O segundo momento, mais marcante no que respeita à integração e aprofundamento europeu, foi em 2005 com o “não” redondo ao Tratado Constitucional, por via de referendo, que resultava de um entendimento generalizado, e unânime dos chefes de governo da altura embora com sujeição a ratificação, de que o Tratado de Nice havia ficado aquém do propósito de reformar as instituições comunitárias no sentido de uma mais intensa integração e com vista ao grande alargamento de maio de 2004. O projeto de texto constitucional para a Europa resultou da Convenção para o Futuro da Europa presidida, imagine-se, pelo ex-presidente francês Giscard d’Estaing e dela resultavam importantes e consensuais reformas sobretudo ao nível da afirmação da Europa como Espaço de Liberdade, Segurança e Justiça que, mais tarde em 2007, vieram a afirmar-se no Tratado de Lisboa.

A França, como se constata nestes breves exemplos, esteve sempre no epicentro do nosso futuro enquanto bloco de nações livres, politicamente organizadas e economicamente conexas e estas eleições – cujo resultado não vislumbro à hora que escrevo – não fogem à regra.

Se é verdade que a Europa continua a braços com uma crise económico-financeira de difícil resolução não é menos verdade que se vê ao mesmo tempo confrontada com uma crise de segurança do seu território, mas fundamentalmente do seu modo de organização social e de valores que todos assumimos ao longo da sua construção.

A estas duas diferentes crises não podem ser dissociadas os efeitos psicológicos que ambas incutem na generalidade dos povos europeus e as consequências que esses efeitos podem traduzir no plano do aprofundamento do nosso bloco político. Se, com a raríssima exceção da decisão de saída do Reino Unido – mas que em todo o caso não era membro integrante da união monetária –, a resistência à mudança de paradigma monetário organizativo é ainda uma constante para a generalidade dos cidadãos europeus, fruto, sobretudo, da incerteza que gera a um conjunto de fatores conexos de incidência real na vida de cada um de nós, o mesmo provavelmente já não se afirmará, com absoluta certeza, no que respeita à incapacidade visível de falta de resposta ao crescente problema de insegurança transnacional de que o bloco europeu tem sido alvo.
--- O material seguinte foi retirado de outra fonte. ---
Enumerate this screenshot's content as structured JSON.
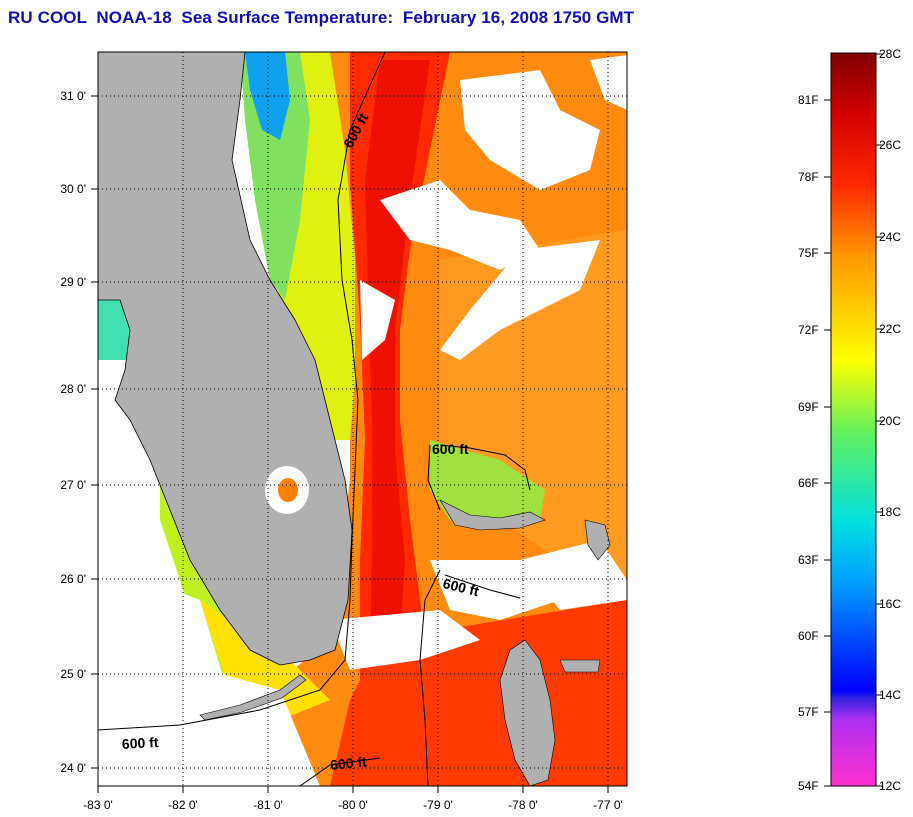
{
  "title": "RU COOL  NOAA-18  Sea Surface Temperature:  February 16, 2008 1750 GMT",
  "map": {
    "lat_labels": [
      "31 0'",
      "30 0'",
      "29 0'",
      "28 0'",
      "27 0'",
      "26 0'",
      "25 0'",
      "24 0'"
    ],
    "lon_labels": [
      "-83 0'",
      "-82 0'",
      "-81 0'",
      "-80 0'",
      "-79 0'",
      "-78 0'",
      "-77 0'"
    ],
    "contour_labels": [
      "600 ft",
      "600 ft",
      "600 ft",
      "600 ft",
      "600 ft"
    ]
  },
  "colorbar": {
    "fahrenheit_labels": [
      "81F",
      "78F",
      "75F",
      "72F",
      "69F",
      "66F",
      "63F",
      "60F",
      "57F",
      "54F"
    ],
    "celsius_labels": [
      "28C",
      "26C",
      "24C",
      "22C",
      "20C",
      "18C",
      "16C",
      "14C",
      "12C"
    ],
    "colors": [
      "#ff30d0",
      "#b030f0",
      "#3020e0",
      "#0060ff",
      "#00c0ff",
      "#20e0a0",
      "#a0f020",
      "#ffff00",
      "#ffb000",
      "#ff6000",
      "#ff1800",
      "#d00000",
      "#800000"
    ]
  }
}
E neste aspeto a França tem sido o mais dos fustigados nesta questão. Por razões de organização coletiva resultantes dos valores prosseguidos pela União, mas também por um conjunto de políticas internas fracassadas, sobretudo no que respeita a uma certa guetização dos seus centros urbanos onde a integração social não operou como devia. Por isso, as eleições em França serão um teste decisivo à nossa capacidade política enquanto bloco. Porque é do seu resultado, tal como foi sempre na história da União, que o nosso futuro coletivo dependerá. Uma coisa é certa. Nenhum dos candidatos se propõe a manter as coisas tal como estão. Nem mesmo Macron, o mais europeísta dos candidatos. Ao que nos diz respeito, cito Jean Monnet: “Ce qui est important, ce n’est, ni d’être optimiste, ni pessimiste, mais d’être déterminé.” A determinação em realizar a mudança necessária.